Rozdział 35

67 6 1
                                    

Odstawiłam w kuchni dwie ciężkie siatki pełne zakupów, wyglądając równocześnie przez okno. Ujrzałam na zewnątrz szatyna koszącego przed tarasem trawę. Zwykle opadające na jego czoło włosy, upiął spineczką, która najprawdopodobniej należała do mnie.

Wzrokiem próbowałam odnaleźć gdzieś w pobliżu siedzących chłopców. Zmarszczyłam w zastanowieniu czoło. Wyszłam z założenia, że są z nim. Jednak za chwilę dobiegły mnie ich śmiechy, które rozbrzmiały gdzieś w domu. Gdzie się ukrywają?

- Teraz moja kolej! - krzyknął Toby, próbując wyrwać Adamowi telefon z ręki. Ja w tym samym momencie wstąpiłam do ich wspólnego pokoju. - Adam!

- Ale ty wybierzesz coś głupiego - burknął Adam i oddał w prawdzie bratu komórkę, ale z wielką i oczywistą niechęcią na buzi.

- Tatuś zostawił wam do zabawy swój telefon? - zapytałam, krzyżując ramiona. Ich spojrzenia powędrowały do mojej twarzy.

- Mamo, tylko jeszcze przez chwilę. Tata nam pozwolił. - Widocznie nie musiałam niczego mówić, bo i bez tego wiedzieli, co sądzę o ich siedzeniu z nosem w telefonie. - Toby, wybierz filmik.

- Jeden ostatni filmik, a jak wrócę, telefon wędruje do mnie - powiedziałam nieco ostrzejszym tonem. - Zrozumiano?

- Tak, mamo - odpowiedział sam Adam, bo Toby był zbyt zajęty, wyszukiwaniem filmiku do obejrzenia.

Zrobiłam krok do tył, chcąc cofnąć się do kuchni, ale w połowie swojego obrotu, uderzyłam nagle w Harry'ego, który jak znikąd zjawił się przede mną.

- O Boże - pisnęłam, łapiąc się jego ręki. - Przepraszam. Nie zauważyłam cię.

- Mogłaś zadzwonić. Pomógłbym ci z zakupami - powiedział do mnie z zarzutem. - Coś jeszcze zostało w samochodzie?

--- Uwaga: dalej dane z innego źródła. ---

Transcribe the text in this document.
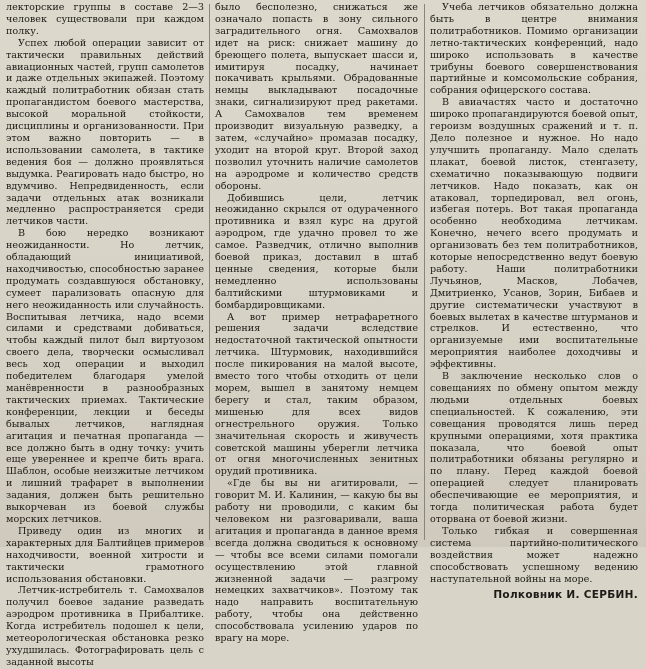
лекторские группы в составе 2—3 человек существовали при каждом полку.

Успех любой операции зависит от тактически правильных действий авиационных частей, групп самолетов и даже отдельных экипажей. Поэтому каждый политработник обязан стать пропагандистом боевого мастерства, высокой моральной стойкости, дисциплины и организованности. При этом важно повторить — в использовании самолета, в тактике ведения боя — должно проявляться выдумка. Реагировать надо быстро, но вдумчиво. Непредвиденность, если задачи отдельных атак возникали медленно распространяется среди летчиков части.

В бою нередко возникают неожиданности. Но летчик, обладающий инициативой, находчивостью, способностью заранее продумать создавшуюся обстановку, сумеет парализовать опасную для него неожиданность или случайность. Воспитывая летчика, надо всеми силами и средствами добиваться, чтобы каждый пилот был виртуозом своего дела, творчески осмысливал весь ход операции и выходил победителем благодаря умелой манёвренности в разнообразных тактических приемах. Тактические конференции, лекции и беседы бывалых летчиков, наглядная агитация и печатная пропаганда — все должно быть в одну точку: учить еще увереннее и крепче бить врага. Шаблон, особые неизжитые летчиком и лишний трафарет в выполнении задания, должен быть решительно выкорчеван из боевой службы морских летчиков.

Приведу один из многих и характерных для Балтийцев примеров находчивости, военной хитрости и тактически грамотного использования обстановки.

Летчик-истребитель т. Самохвалов получил боевое задание разведать аэродром противника в Прибалтике. Когда истребитель подошел к цели, метеорологическая обстановка резко ухудшилась. Фотографировать цель с заданной высоты

было бесполезно, снижаться же означало попасть в зону сильного заградительного огня. Самохвалов идет на риск: снижает машину до бреющего полета, выпускает шасси и, имитируя посадку, начинает покачивать крыльями. Обрадованные немцы выкладывают посадочные знаки, сигнализируют пред ракетами. А Самохвалов тем временем производит визуальную разведку, а затем, «случайно» промазав посадку, уходит на второй круг. Второй заход позволил уточнить наличие самолетов на аэродроме и количество средств обороны.

Добившись цели, летчик неожиданно скрылся от одураченного противника и взял курс на другой аэродром, где удачно провел то же самое. Разведчик, отлично выполнив боевой приказ, доставил в штаб ценные сведения, которые были немедленно использованы балтийскими штурмовиками и бомбардировщиками.

А вот пример нетрафаретного решения задачи вследствие недостаточной тактической опытности летчика. Штурмовик, находившийся после пикирования на малой высоте, вместо того чтобы отходить от цели морем, вышел в занятому немцем берегу и стал, таким образом, мишенью для всех видов огнестрельного оружия. Только значительная скорость и живучесть советской машины уберегли летчика от огня многочисленных зенитных орудий противника.

«Где бы вы ни агитировали, — говорит М. И. Калинин, — какую бы вы работу ни проводили, с каким бы человеком ни разговаривали, ваша агитация и пропаганда в данное время всегда должна сводиться к основному — чтобы все всеми силами помогали осуществлению этой главной жизненной задачи — разгрому немецких захватчиков». Поэтому так надо направить воспитательную работу, чтобы она действенно способствовала усилению ударов по врагу на море.

Учеба летчиков обязательно должна быть в центре внимания политработников. Помимо организации летно-тактических конференций, надо широко использовать в качестве трибуны боевого совершенствования партийные и комсомольские собрания, собрания офицерского состава.

В авиачастях часто и достаточно широко пропагандируются боевой опыт, героизм воздушных сражений и т. п. Дело полезное и нужное. Но надо улучшить пропаганду. Мало сделать плакат, боевой листок, стенгазету, схематично показывающую подвиги летчиков. Надо показать, как он атаковал, торпедировал, вел огонь, избегая потерь. Вот такая пропаганда особенно необходима летчикам. Конечно, нечего всего продумать и организовать без тем политработников, которые непосредственно ведут боевую работу. Наши политработники Лучьянов, Масков, Лобачев, Дмитриенко, Усанов, Зорин, Бибаев и другие систематически участвуют в боевых вылетах в качестве штурманов и стрелков. И естественно, что организуемые ими воспитательные мероприятия наиболее доходчивы и эффективны.

В заключение несколько слов о совещаниях по обмену опытом между людьми отдельных боевых специальностей. К сожалению, эти совещания проводятся лишь перед крупными операциями, хотя практика показала, что боевой опыт политработники обязаны регулярно и по плану. Перед каждой боевой операцией следует планировать обеспечивающие ее мероприятия, и тогда политическая работа будет оторвана от боевой жизни.

Только гибкая и совершенная система партийно-политического воздействия может надежно способствовать успешному ведению наступательной войны на море.

Полковник И. СЕРБИН.
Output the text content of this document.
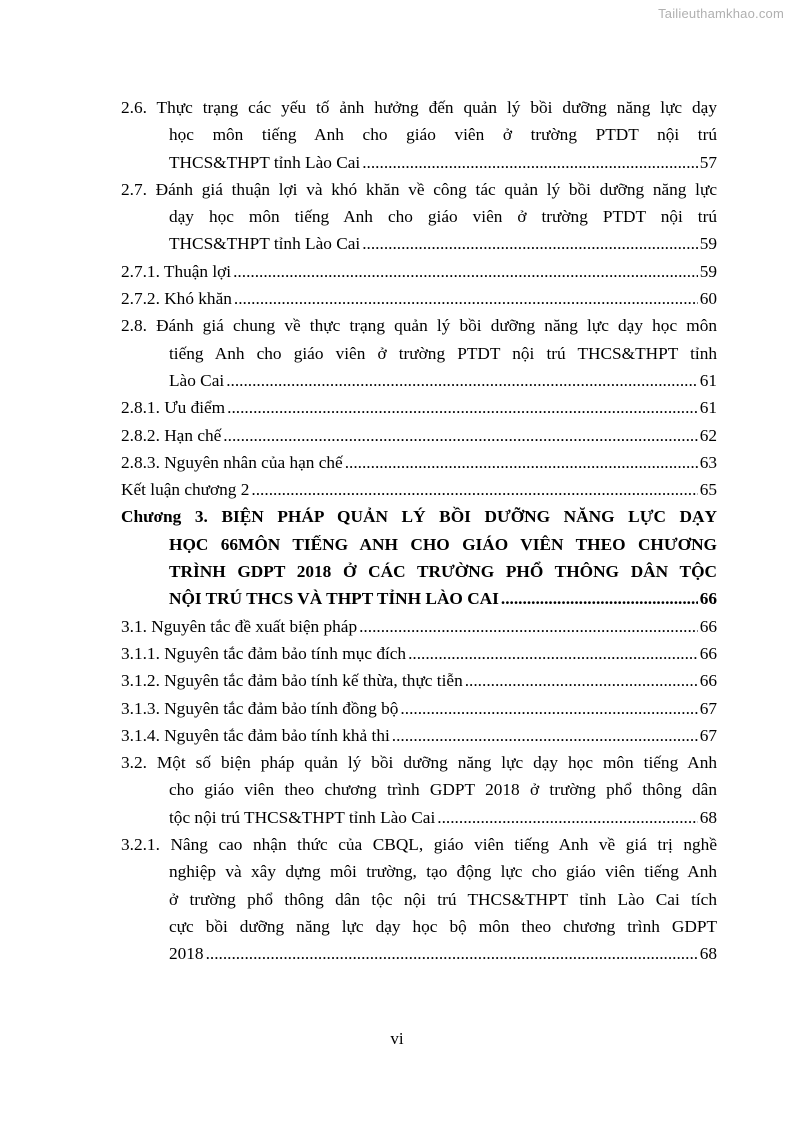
Tailieuthamkhao.com
2.6. Thực trạng các yếu tố ảnh hưởng đến quản lý bồi dưỡng năng lực dạy
học môn tiếng Anh cho giáo viên ở trường PTDT nội trú
THCS&THPT tỉnh Lào Cai .....	57
2.7. Đánh giá thuận lợi và khó khăn về công tác quản lý bồi dưỡng năng lực
dạy học môn tiếng Anh cho giáo viên ở trường PTDT nội trú
THCS&THPT tỉnh Lào Cai .....	59
2.7.1. Thuận lợi .....	59
2.7.2. Khó khăn .....	60
2.8. Đánh giá chung về thực trạng quản lý bồi dưỡng năng lực dạy học môn
tiếng Anh cho giáo viên ở trường PTDT nội trú THCS&THPT tỉnh
Lào Cai .....	61
2.8.1. Ưu điểm .....	61
2.8.2. Hạn chế .....	62
2.8.3. Nguyên nhân của hạn chế .....	63
Kết luận chương 2 .....	65
Chương 3. BIỆN PHÁP QUẢN LÝ BỒI DƯỠNG NĂNG LỰC DẠY
HỌC 66MÔN TIẾNG ANH CHO GIÁO VIÊN THEO CHƯƠNG
TRÌNH GDPT 2018 Ở CÁC TRƯỜNG PHỔ THÔNG DÂN TỘC
NỘI TRÚ THCS VÀ THPT TỈNH LÀO CAI .....	66
3.1. Nguyên tắc đề xuất biện pháp .....	66
3.1.1. Nguyên tắc đảm bảo tính mục đích .....	66
3.1.2. Nguyên tắc đảm bảo tính kế thừa, thực tiễn .....	66
3.1.3. Nguyên tắc đảm bảo tính đồng bộ .....	67
3.1.4. Nguyên tắc đảm bảo tính khả thi .....	67
3.2. Một số biện pháp quản lý bồi dưỡng năng lực dạy học môn tiếng Anh
cho giáo viên theo chương trình GDPT 2018 ở trường phổ thông dân
tộc nội trú THCS&THPT tỉnh Lào Cai .....	68
3.2.1. Nâng cao nhận thức của CBQL, giáo viên tiếng Anh về giá trị nghề
nghiệp và xây dựng môi trường, tạo động lực cho giáo viên tiếng Anh
ở trường phổ thông dân tộc nội trú THCS&THPT tỉnh Lào Cai tích
cực bồi dưỡng năng lực dạy học bộ môn theo chương trình GDPT
2018 .....	68
vi
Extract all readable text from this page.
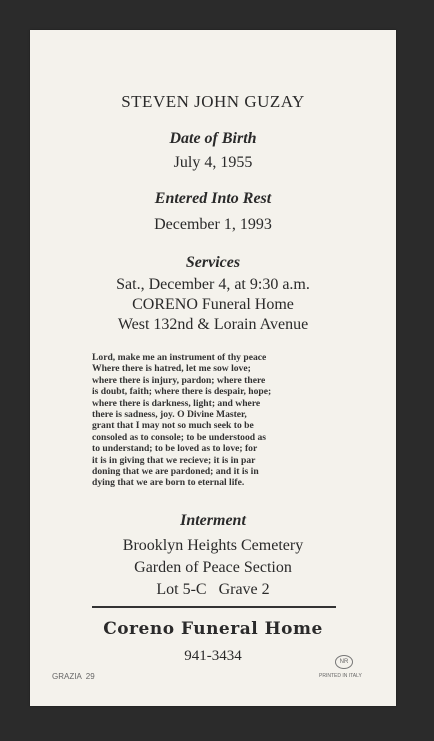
STEVEN JOHN GUZAY
Date of Birth
July 4, 1955
Entered Into Rest
December 1, 1993
Services
Sat., December 4, at 9:30 a.m.
CORENO Funeral Home
West 132nd & Lorain Avenue
Lord, make me an instrument of thy peace
Where there is hatred, let me sow love;
where there is injury, pardon; where there
is doubt, faith; where there is despair, hope;
where there is darkness, light; and where
there is sadness, joy. O Divine Master,
grant that I may not so much seek to be
consoled as to console; to be understood as
to understand; to be loved as to love; for
it is in giving that we recieve; it is in par
doning that we are pardoned; and it is in
dying that we are born to eternal life.
Interment
Brooklyn Heights Cemetery
Garden of Peace Section
Lot 5-C   Grave 2
Coreno Funeral Home
941-3434
GRAZIA  29
NR
PRINTED IN ITALY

- Nie, wniosłam już wszystko - odparłam, kręcąc głową. - Patrzysz się na mnie jak... Przecież nic mi się nie stało.

- Chciałem ci pomóc. - Puściłam rękę szatyna, aby zaczesać kosmyk włosów opadający na jego czoło i wkładając go pod spinkę, którą wpięłam na nowo w jego loki. - Ale ty jak zwykle...

- Chcesz się kłócić o głupie wniesienie zakupów do domu? - zapytałam, unosząc do góry brwi. Patrzył się na mnie, nic nie mówiąc. - Potraktuję to jako nie.

Wyminęłam szatyna, zbiegłam po schodach i wróciłam do kuchni. Jego wcześniejsze milczenie świadczyło chyba o tym, że zrozumiał, o jak niepoważną sprawę próbuje wdać się ze mną w dyskusję. Przełożyłam jedną z siatek z zakupami na wyspę kuchenną.

- Andie, nie chciałem - usłyszałam za sobą jego głos oraz to, jak zamyka drzwi. Przekręcił też w nich znajdujący się kluczyk.

- Nieważne. - Otworzyłam szafkę, będącą nad moją głową i stanęłam na palcach, aby schować do niej paczkę płatków owsianych. - Następnym razem mógłbyś mnie wpierw miło przywitać, nim zaczniesz się ze mną kłócić.

- Wybacz, mój błąd - odparł i poczułam w tej samej chwili jego palce na swoich biodrach, a jego oddech na swojej szyi. Następne słowa wypowiedział tuż przy moim uchu. - Pomyliłem kolejność.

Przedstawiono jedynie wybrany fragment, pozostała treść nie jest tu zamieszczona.